Other than revenue options that have already been discussed, the state, at least at the national level, may also have the option of creating new money. The price inflation resulting from the increase in the money supply decreases the purchasing power of incomes and savings. Printing money is a hidden form of taxation. Look at it this way, the state can take $100 of a taxpayer's money by taxing his income or the state can create money and reduce the purchasing power of that taxpayer's monetary assets by $100. In either case, the taxpayer has had $100 taken from him. Price inflation is a coercive transfer of assets, and printing money, therefore, fits the definition of taxation.

In 2006, the federal government collected $30 billion in "earnings" from the Federal Reserve. According to the CPI, the 2006 inflation rate was 2.5%. Given that the money supply, defined as M3, is about $11 trillion in this country, inflation decreased the value of our monetary holdings roughly $260 billion. We were taxed $260 billion and this hidden tax only generated $30 billion of federal revenues over and above the cost of funding the inflationary agency itself. Not only is price inflation a form of taxation, it's an inefficient way to fund the state.

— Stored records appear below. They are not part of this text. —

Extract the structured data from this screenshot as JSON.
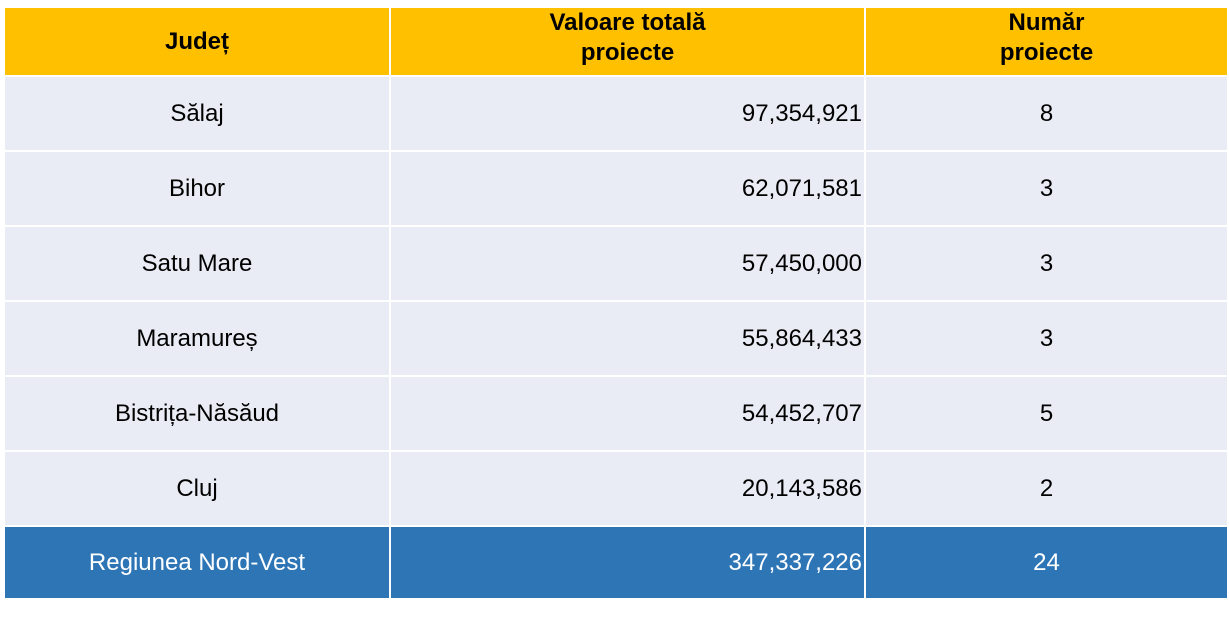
{
  "headers": {
    "county": "Județ",
    "total_value_line1": "Valoare totală",
    "total_value_line2": "proiecte",
    "project_count_line1": "Număr",
    "project_count_line2": "proiecte"
  },
  "rows": [
    {
      "county": "Sălaj",
      "value": "97,354,921",
      "count": "8"
    },
    {
      "county": "Bihor",
      "value": "62,071,581",
      "count": "3"
    },
    {
      "county": "Satu Mare",
      "value": "57,450,000",
      "count": "3"
    },
    {
      "county": "Maramureș",
      "value": "55,864,433",
      "count": "3"
    },
    {
      "county": "Bistrița-Năsăud",
      "value": "54,452,707",
      "count": "5"
    },
    {
      "county": "Cluj",
      "value": "20,143,586",
      "count": "2"
    }
  ],
  "total": {
    "county": "Regiunea Nord-Vest",
    "value": "347,337,226",
    "count": "24"
  },
  "colors": {
    "header_bg": "#ffc000",
    "row_bg": "#e9ecf4",
    "total_bg": "#2e75b6",
    "total_text": "#ffffff"
  }
}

Given the current goals of federal spending, expanding the empire and the domestic welfare state, maybe we should be thankful for inefficient methods of taxation. Maybe inefficiencies like this decrease the government's ability to expand its reach.

Since all forms of government revenue are generated by a coercive, non-contractual transfer of assets, it would be accurate to refer to all government spending as some form of taxation. Now, what can we say about Bush's tax-cutting reputation? Simply put, it's undeserved.

Including the estimates for the 2007 budget, in the first six years of Bush's term in office, federal income tax revenues have increased 18% and payroll tax revenues have increased 26%, the money supply, defined as M3, increased 41% in just the first five years since Bush took office, and the federal debt has increased 52%, and is approaching $9 trillion, since the beginning of fiscal year 2002.

The most appropriate measure of the level of taxation is government spending. In seven years, from fiscal year 2001 to the proposed budget in fiscal year 2008, federal spending will increase from $1,863.2 billion to an estimated $2,901.9 billion, an increase of 55%. Actual spending in 2008 will probably top $3 trillion, so it's likely that federal spending will increase more than 60% in the first seven years of Bush's reign. The president has supported these spending increases and is pushing for even higher levels of spending.

Bush should not be credited with cutting our tax burdens. He has engaged in tax shifting and in hiding the burdens of his expansions of the welfare and warfare state, and he has demonstrated that he's opposed to lowering our tax burdens. Deep into his second term, we have plenty of evidence to show that Bush should be blamed for increasing our tax burdens at a phenomenal pace.

The Republican Party claims to be the party of limited government and economic freedom. Don't believe it. Republicans have shown that when they are in power they are even more fiscally irresponsible than their Democratic counterparts, and that takes some doing.